Raised in La Paz, Bolivia, Dr. Lee brings to her scholarship a deep interest in the lived intersections of faith, justice, and biblical theology. Her current book project, Flesh Made Earth: Political Theology at the Edge of the Anthropocene, develops an incarnational phenomenology of climate politics that reimagines vulnerability, intercorporeality, and hope amid planetary crisis. She is also writing the Interpretation Bible commentary on Esther and a scholarly monograph titled Rehabilitating Nehemiah: An Uncovering of Modern Political Thought (forthcoming with Mohr Siebeck).
Lee holds a PhD in Old Testament/Hebrew Bible from Yale University and an MLitt and PhD in International Relations from the University of St Andrews, along with an MSc in International Political Theory from the London School of Economics.
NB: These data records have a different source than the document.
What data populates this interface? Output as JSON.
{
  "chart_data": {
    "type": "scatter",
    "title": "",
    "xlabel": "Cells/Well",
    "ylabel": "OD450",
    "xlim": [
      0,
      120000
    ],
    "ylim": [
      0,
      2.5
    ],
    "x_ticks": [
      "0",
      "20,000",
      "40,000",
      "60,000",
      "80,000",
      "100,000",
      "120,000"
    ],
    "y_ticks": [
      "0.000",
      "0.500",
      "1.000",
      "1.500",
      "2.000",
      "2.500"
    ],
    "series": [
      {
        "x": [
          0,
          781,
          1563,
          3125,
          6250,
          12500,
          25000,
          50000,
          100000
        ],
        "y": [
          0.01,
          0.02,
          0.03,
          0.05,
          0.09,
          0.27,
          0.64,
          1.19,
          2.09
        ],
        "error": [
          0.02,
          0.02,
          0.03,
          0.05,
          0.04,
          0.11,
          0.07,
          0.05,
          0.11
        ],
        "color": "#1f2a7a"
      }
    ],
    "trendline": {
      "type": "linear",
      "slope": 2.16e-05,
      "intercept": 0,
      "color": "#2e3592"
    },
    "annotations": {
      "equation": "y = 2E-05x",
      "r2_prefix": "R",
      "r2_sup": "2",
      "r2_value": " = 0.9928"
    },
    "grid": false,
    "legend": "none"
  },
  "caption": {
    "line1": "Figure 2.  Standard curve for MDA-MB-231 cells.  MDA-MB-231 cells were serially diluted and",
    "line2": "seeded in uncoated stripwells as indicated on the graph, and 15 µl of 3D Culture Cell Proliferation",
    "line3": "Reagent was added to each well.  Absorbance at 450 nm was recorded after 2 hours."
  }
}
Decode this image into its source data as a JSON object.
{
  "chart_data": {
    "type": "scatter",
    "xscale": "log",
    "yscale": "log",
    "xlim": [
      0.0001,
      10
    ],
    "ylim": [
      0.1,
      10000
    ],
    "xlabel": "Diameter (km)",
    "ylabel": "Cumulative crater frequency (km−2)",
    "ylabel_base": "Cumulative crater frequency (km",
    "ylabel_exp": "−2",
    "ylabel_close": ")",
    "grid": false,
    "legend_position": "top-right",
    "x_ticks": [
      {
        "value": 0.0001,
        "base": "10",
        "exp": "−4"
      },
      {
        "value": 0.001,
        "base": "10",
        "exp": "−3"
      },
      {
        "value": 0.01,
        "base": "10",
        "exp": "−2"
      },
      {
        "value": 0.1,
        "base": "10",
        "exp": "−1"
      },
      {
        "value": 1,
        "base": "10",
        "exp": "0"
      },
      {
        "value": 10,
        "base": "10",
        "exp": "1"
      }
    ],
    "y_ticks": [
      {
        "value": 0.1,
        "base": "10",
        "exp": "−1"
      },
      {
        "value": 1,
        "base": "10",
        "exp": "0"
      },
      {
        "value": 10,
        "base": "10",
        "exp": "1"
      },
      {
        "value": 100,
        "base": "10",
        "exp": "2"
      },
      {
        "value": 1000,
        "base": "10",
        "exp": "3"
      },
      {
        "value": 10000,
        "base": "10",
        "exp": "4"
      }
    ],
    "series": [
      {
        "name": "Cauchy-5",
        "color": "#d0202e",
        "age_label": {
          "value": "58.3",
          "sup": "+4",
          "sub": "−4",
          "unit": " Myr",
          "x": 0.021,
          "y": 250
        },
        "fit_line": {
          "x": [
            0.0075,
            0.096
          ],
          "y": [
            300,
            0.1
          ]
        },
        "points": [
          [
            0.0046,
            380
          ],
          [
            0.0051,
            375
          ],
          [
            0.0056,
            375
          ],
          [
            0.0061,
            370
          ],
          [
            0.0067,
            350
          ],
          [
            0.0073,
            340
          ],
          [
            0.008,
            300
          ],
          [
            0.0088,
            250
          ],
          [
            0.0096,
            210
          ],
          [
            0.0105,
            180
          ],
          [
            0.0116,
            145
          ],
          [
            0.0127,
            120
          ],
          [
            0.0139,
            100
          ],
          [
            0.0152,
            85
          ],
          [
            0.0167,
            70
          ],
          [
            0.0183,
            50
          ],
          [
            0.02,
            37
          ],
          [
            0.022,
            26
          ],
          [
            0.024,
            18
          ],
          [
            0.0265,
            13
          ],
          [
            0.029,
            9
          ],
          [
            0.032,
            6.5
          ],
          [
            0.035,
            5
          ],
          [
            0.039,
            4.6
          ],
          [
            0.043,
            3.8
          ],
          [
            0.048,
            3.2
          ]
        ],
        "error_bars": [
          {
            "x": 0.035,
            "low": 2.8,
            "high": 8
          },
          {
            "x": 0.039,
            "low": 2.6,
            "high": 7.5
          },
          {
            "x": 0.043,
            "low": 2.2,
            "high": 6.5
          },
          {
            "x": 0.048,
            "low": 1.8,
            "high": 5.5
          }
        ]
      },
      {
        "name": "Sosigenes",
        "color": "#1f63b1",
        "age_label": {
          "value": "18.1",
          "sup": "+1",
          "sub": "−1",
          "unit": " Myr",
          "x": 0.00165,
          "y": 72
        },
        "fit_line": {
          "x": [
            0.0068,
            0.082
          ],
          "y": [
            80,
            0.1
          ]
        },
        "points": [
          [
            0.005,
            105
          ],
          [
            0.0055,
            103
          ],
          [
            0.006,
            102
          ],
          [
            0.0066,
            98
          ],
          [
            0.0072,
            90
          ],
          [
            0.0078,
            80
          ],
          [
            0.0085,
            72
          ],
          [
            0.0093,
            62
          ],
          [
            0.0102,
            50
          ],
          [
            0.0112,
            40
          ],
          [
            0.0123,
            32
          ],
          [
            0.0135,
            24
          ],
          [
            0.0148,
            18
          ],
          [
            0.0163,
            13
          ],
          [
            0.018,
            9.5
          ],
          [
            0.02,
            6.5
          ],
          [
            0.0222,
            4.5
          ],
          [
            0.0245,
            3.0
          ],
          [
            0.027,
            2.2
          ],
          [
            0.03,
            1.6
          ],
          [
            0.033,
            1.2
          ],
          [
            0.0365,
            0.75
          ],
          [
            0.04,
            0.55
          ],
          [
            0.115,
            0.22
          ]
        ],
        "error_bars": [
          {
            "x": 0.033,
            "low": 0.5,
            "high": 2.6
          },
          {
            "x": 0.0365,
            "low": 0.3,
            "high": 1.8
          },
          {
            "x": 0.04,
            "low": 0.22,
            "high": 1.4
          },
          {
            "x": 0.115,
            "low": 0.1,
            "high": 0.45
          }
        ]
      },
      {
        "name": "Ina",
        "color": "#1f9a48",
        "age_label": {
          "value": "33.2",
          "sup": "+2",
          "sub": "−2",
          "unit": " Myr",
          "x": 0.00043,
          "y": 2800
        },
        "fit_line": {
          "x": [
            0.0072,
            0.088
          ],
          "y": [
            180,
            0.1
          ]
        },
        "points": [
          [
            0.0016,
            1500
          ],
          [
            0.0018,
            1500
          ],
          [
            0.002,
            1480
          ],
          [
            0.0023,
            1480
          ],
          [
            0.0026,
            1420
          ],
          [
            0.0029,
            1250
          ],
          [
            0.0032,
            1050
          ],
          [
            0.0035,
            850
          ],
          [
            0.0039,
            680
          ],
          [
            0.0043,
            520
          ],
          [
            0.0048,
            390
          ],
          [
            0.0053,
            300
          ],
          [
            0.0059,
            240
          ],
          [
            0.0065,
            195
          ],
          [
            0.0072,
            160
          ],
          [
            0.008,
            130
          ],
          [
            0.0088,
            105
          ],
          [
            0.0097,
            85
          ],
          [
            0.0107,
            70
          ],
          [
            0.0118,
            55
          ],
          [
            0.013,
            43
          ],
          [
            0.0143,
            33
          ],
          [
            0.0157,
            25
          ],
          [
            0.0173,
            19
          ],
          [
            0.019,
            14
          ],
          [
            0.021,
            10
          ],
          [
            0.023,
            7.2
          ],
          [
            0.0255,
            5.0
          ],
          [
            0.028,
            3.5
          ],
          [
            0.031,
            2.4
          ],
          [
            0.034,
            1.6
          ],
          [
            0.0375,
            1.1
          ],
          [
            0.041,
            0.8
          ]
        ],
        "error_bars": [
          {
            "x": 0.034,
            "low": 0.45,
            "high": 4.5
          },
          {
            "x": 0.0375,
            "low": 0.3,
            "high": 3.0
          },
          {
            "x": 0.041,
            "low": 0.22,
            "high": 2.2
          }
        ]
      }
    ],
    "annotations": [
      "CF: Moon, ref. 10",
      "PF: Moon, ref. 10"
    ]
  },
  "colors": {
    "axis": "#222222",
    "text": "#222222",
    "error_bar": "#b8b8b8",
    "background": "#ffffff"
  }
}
Her interdisciplinary teaching and writing engage biblical texts alongside thinkers of phenomenology, biopolitics, and postcolonial theory to interrogate the theological and ontological foundations of contemporary political life.
Lee is a member of the American Academy of Religion, the Catholic Biblical Association, the Association for Political Theory, the International Studies Association, and the Political Theology Network.
She welcomes doctoral students interested in political-theological readings of the Old Testament and in the social, political, and theological dynamics of the global ecological crisis.